Sustainability officers are in position to utilize their teams, process and frameworks effectively, collaborating with other key parts of the organization – including supply chain, procurement, risk management, business development, strategy, as well as the business units with unmet sustainability needs.
Litigation Risks
What usually comes to mind when reading about climate risk is physical risk – fire, flood, drought are the markers of the dystopian future we’re trying to avoid – not lawyers. Yet at The Economist event, I spoke to many lawyers who corroborated my assumptions of their presence — litigation risks are increasing, and the law profession is responding.
As of December 31, 2022, the UN reported that an excess of 2,180 climate lawsuits had been filed in more than 65 jurisdictions across the world. These lawsuits are still in their nascency, but they are increasing in incidence and success for the plaintiff.

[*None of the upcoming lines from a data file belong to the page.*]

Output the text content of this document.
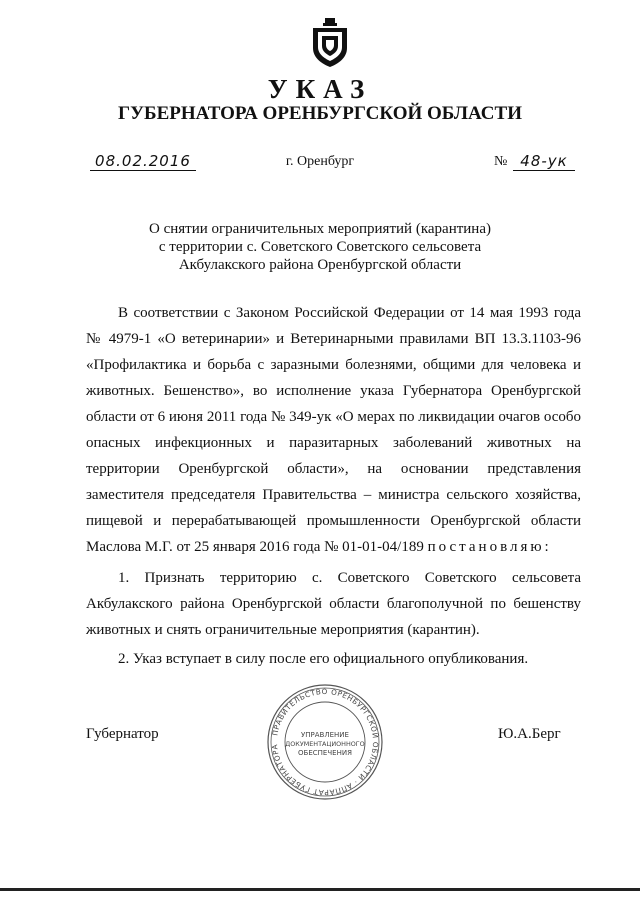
УКАЗ
ГУБЕРНАТОРА ОРЕНБУРГСКОЙ ОБЛАСТИ
08.02.2016	г. Оренбург	№ 48-ук
О снятии ограничительных мероприятий (карантина)
с территории с. Советского Советского сельсовета
Акбулакского района Оренбургской области
В соответствии с Законом Российской Федерации от 14 мая 1993 года
№ 4979-1 «О ветеринарии» и Ветеринарными правилами ВП 13.3.1103-96
«Профилактика и борьба с заразными болезнями, общими для человека и
животных. Бешенство», во исполнение указа Губернатора Оренбургской
области от 6 июня 2011 года № 349-ук «О мерах по ликвидации очагов особо
опасных инфекционных и паразитарных заболеваний животных на
территории Оренбургской области», на основании представления
заместителя председателя Правительства – министра сельского хозяйства,
пищевой и перерабатывающей промышленности Оренбургской области
Маслова М.Г. от 25 января 2016 года № 01-01-04/189 постановляю:
1. Признать территорию с. Советского Советского сельсовета
Акбулакского района Оренбургской области благополучной по бешенству
животных и снять ограничительные мероприятия (карантин).
2. Указ вступает в силу после его официального опубликования.
Губернатор	Ю.А.Берг
ПРАВИТЕЛЬСТВО ОРЕНБУРГСКОЙ ОБЛАСТИ · АППАРАТ ГУБЕРНАТОРА
УПРАВЛЕНИЕ
ДОКУМЕНТАЦИОННОГО
ОБЕСПЕЧЕНИЯ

Oncoming and existing mandatory disclosure regulations, including the European Commission’s European Financial Reporting Advisory Group (EFRAG) and the U.S. SEC and mandatory emissions disclosures, are coming into effect. Companies will seek legal guidance to ensure compliance – thus, creating opportunities for the legal profession.
With increased data on corporate impact from mandatory disclosures, one can expect a stronger finger to be pointed at corporate emissions from their customers, investors, and the public – and so litigation risks will increase further.
To avoid hypocrisy, law firms want to first navigate emissions disclosures themselves before helping clients. However, frameworks don’t exist for law firms to report their own emissions – since most of their work and impact is advice. One developing framework is to calculate ‘advised emissions’ also referred to as ‘Scope 4’ emissions.
The Law Society defines advised emissions as, “emissions associated with matters on which solicitors advise, as a proxy for understanding whether these are reducing, alongside those of your clients, in line with the IPCC recommendations.” I did meet a few law firms who were leading in creating this framework. However, this development is in nascency and advised emissions are not included in the GHG Protocol. Therefore, if accepted, it will take a long time to ratify advised emissions into mandatory disclosures, so will likely be voluntary for the foreseeable future.
Finally, Sustainability Week: Countdown to COP28 was a great litmus test to the status of corporate responsibility in the UK and Europe, which I would summarize as professionalizing and innovating but still moving too slow!
I look forward to hearing the advances in these areas at the 9th annual Sustainability Week on March 4th-6th in London.